Lehrerinnen-Zölibat

16 Mai

Im Zuge der bürgerlichen Frauenbewegung des 19. Jahrhunderts kämpften die Bürgerinnen für den Zugang zu einer besseren Bildung. So konnten Ende des 19. Jahrhunderts Frauen als  Lehrerinnen (später auch Bürokräfte oder Krankenschwestern) arbeiten. Diese Alternative zur Ehe wurde von den Frauen selbst durchaus als Emanzipation gesehen.

Schloss eine berufstätige Frau allerdings eine Ehe, erfolgte sofort die Kündigung. Zudem verfielen alle Ansprüche auf ein Ruhegeld. Diesen Aspekt nennt man „Lehrerinnen-Zölibat“.

Lehrerinnen

  • mussten unverheiratet (das Fräulein) sein
  • verdienten weniger als Männer
  • mussten 10 % mehr Lohnsteuer bezahlen

Diese rechtliche Regelung galt seit 1880 im Deutschen Reich, wurde dann auf Antrag der SPD in der Weimarer Verfassung von 1919 in Artikel II abgeschafft. Aus arbeitsmarktpolitischen Gründen wurde die alte Regelung jedoch 1923 wieder eingeführt. Hintergrund war, dass die Berufstätigkeit von (verheirateten) Frauen in wirtschaftlich schweren Zeiten nicht geduldet war. So wurden zum Beispiel verheiratete Beamtinnen entlassen. Das Lehrerinnenzölibat erwies sich also als arbeitsmarktpolitisches Instrument, mit dem flexibel auf die jeweilige Arbeitsmarktsituation reagiert werden konnte.

Drittes Reich

Im 3. Reich wurden die Lehrerinnen zunächst herabgestuft, d.h. fast alle Schulleiterstellen wurden mit Männern besetzt. Viele Gymnasiallehrerinnen durften nur noch in den Unterstufen der Mädchenschulen oder in den Volksschulen unterrichten. Das änderte sich während der Zeit des Krieges, als viele Männer als Soldaten an der Front waren. Die Entlassung von Lehrerinnen bei einer Heirat wurde nur noch als eine „Kann-Bestimmung“ betrachtet.
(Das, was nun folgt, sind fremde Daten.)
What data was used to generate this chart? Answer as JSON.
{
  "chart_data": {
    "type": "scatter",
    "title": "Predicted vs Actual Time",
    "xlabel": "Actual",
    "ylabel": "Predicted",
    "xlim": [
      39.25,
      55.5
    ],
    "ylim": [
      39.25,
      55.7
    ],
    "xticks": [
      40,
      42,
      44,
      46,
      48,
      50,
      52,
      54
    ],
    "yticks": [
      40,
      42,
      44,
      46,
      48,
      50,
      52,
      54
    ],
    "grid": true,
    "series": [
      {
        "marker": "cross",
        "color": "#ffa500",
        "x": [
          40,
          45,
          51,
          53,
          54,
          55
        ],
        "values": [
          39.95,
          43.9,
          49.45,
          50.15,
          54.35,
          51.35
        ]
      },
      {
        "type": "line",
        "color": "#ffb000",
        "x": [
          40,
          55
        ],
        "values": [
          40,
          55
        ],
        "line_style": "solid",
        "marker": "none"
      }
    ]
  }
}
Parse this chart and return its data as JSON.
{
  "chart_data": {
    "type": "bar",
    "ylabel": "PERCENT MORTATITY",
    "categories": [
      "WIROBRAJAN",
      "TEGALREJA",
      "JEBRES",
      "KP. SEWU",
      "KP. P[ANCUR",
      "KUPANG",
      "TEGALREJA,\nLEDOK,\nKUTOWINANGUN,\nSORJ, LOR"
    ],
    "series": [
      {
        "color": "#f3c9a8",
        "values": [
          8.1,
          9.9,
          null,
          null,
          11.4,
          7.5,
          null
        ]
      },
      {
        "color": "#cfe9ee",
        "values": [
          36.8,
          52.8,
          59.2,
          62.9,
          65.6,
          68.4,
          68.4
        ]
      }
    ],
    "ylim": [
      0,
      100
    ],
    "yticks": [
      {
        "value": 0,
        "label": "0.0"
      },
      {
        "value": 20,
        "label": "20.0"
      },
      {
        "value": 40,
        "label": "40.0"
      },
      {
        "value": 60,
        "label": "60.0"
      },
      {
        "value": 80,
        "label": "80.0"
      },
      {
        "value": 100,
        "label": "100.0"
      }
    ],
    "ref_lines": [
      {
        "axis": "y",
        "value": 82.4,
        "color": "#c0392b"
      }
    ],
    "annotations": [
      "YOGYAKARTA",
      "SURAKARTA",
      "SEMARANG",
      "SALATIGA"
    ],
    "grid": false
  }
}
Aber die Gehaltskürzungen blieben erhalten.

Feminisierung eines Männerberufes

1950 betrug der Frauenanteil an den Schulen schon 50 Prozent, in den Leitungsfunktionen 13 %. Das Lehrerinnen-Zölibat galt bis 1951. In Baden-Württemberg wurde es erst 1956 abgeschafft. Zur Erläuterung: 1958 gab es eine weibliche Beschäftigungsquote von insgesamt 34 %, wobei die der verheirateten Frauen etwa mit der der 20-er Jahre zu vergleichen war, also erheblich niedriger lag.

Der erste Frauenberuf: Lehrerinnen im 19. Jahrhundert

Während eine bezahlte Berufstätigkeit für die Frauen des unteren und mittleren Standes schon längst Realität geworden war, schickten die Bürgerlichen ihre Töchter zumeist auf private höhere Töchterschulen, die kostenpflichtig waren. Die Mädchen der unteren Schichten besuchten dagegen in der Regel die staatlichen Elementarschulen (Volksschulen). Nach dem Besuch der Schule stellte sich dann die Frage: Was sollten die unverheirateten jungen Frauen tun? Sie verdingten sich als Dienstmädchen oder Fabrikarbeiterin, während die reichen Töchter sich im Elternhaus aufhielten und auf einen passenden Ehemann warteten. Als Alternative bot sich der Besuch einer höheren Töchterschule an, die den Mädchen durchaus das Rüstzeug für einen Beruf mitgaben.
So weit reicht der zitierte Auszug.